Unexpectedness can be an encounter with different tools that can guide a practice. There is a group of navigators in the Marshall Islands located in the central Pacific Ocean that guide themselves from island to island not only by the stick charts they have crafted for the purpose of navigating their journeys, but mainly through the knowledge they have acquired over the years by observing the sea and its motion, the movement of their vessels, the wind, and the relationship of these elements with each other; that is, how the waves impact on the boats.

Sara Ahmed uses the concept of “queer phenomenology” when examining how bodies are situated in space and time. While “being oriented” feels like being at home, queer phenomenology is more unhomely and can guide to new directions. Therefore, it is more related to the infraordinary or uncanny. Our work and our practice provides opportunities for this kind of strange orientation, creating new paths and encouraging new routes. 

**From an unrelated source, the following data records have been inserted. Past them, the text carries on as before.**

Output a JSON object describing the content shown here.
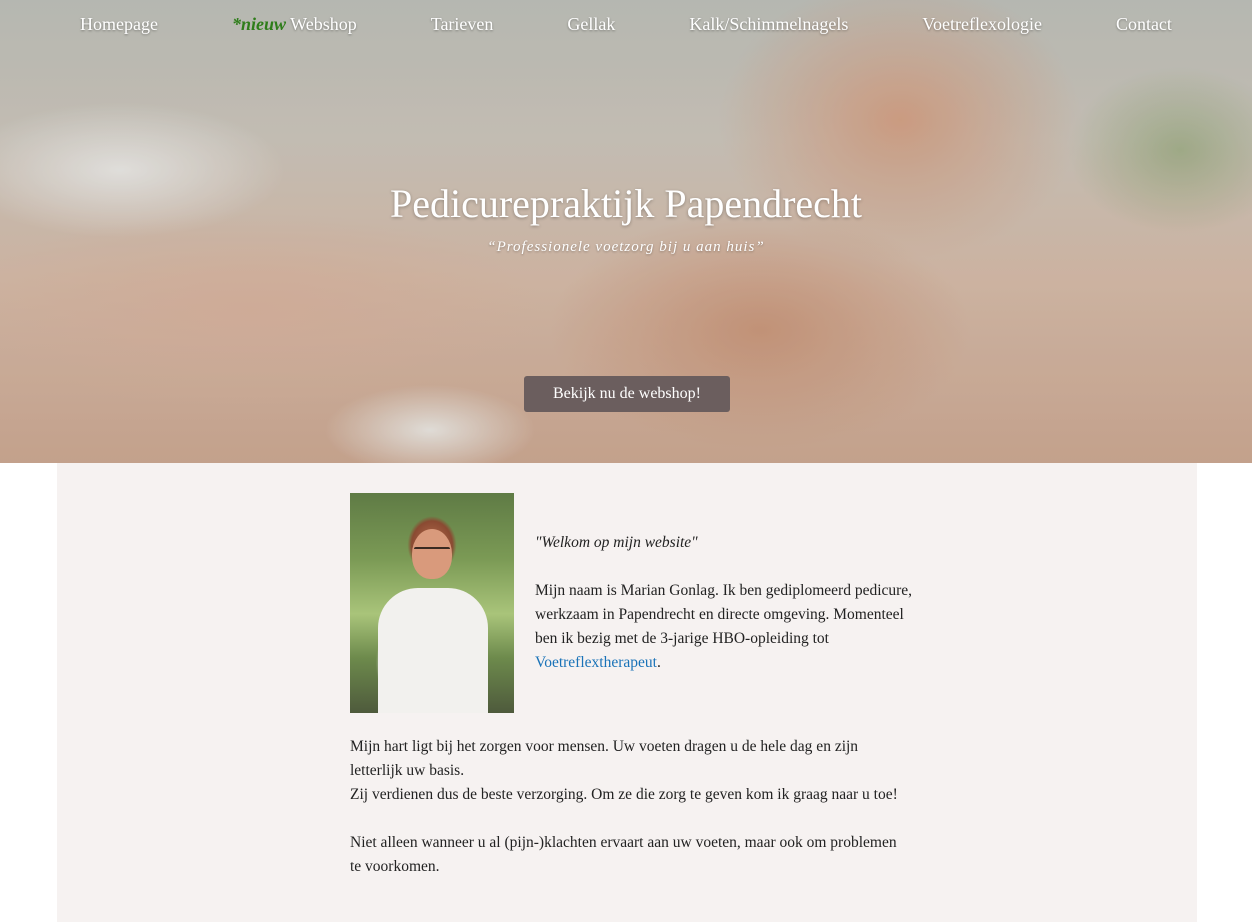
{
  "nav": {
    "items": [
      {
        "label": "Homepage"
      },
      {
        "tag": "*nieuw",
        "label": "Webshop"
      },
      {
        "label": "Tarieven"
      },
      {
        "label": "Gellak"
      },
      {
        "label": "Kalk/Schimmelnagels"
      },
      {
        "label": "Voetreflexologie"
      },
      {
        "label": "Contact"
      }
    ]
  },
  "hero": {
    "title": "Pedicurepraktijk Papendrecht",
    "subtitle": "“Professionele voetzorg bij u aan huis”",
    "cta_label": "Bekijk nu de webshop!"
  },
  "intro": {
    "welcome": "\"Welkom op mijn website\"",
    "text_before_link": "Mijn naam is Marian Gonlag. Ik ben gediplomeerd pedicure, werkzaam in Papendrecht en directe omgeving. Momenteel ben ik bezig met de 3-jarige HBO-opleiding tot ",
    "link_text": "Voetreflextherapeut",
    "text_after_link": "."
  },
  "body": {
    "p1_line1": "Mijn hart ligt bij het zorgen voor mensen. Uw voeten dragen u de hele dag en zijn letterlijk uw basis.",
    "p1_line2": "Zij verdienen dus de beste verzorging. Om ze die zorg te geven kom ik graag naar u toe!",
    "p2": "Niet alleen wanneer u al (pijn-)klachten ervaart aan uw voeten, maar ook om problemen te voorkomen."
  },
  "colors": {
    "cta_bg": "#6b5e5e",
    "content_bg": "#f6f2f1",
    "link": "#1a73b8",
    "new_tag": "#2e7d1a"
  }
}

At times, researching is a practice similar to the experience of navigating –specifically, navigating through methods similar to those of the Marshallese sailors. There is observation, analysis of the phenomena, following of cues, documentation and a means of inquiring that results in different forms and mediums.

Wayfinding often resembles the feeling of being lost. We walk, turn, think and doubt. But the main thing, which is often overlooked, is that there is movement. Even waiting is a movement.


Bibliography:

Ingold, Tim (2018), “Anthropology Between Art and Science: An Essay on the Meaning of Research.” Field A Journal of Socially Engaged Art Criticism. Issue 11
https://field-journal.com/issue-11/anthropology-between-art-and-science-an-essay-on-the-meaning-of-research 

Jerald, Pinson (2022), “Miniature frogs set record as first vertebrates to lose the ability to balance”, Florida Museum.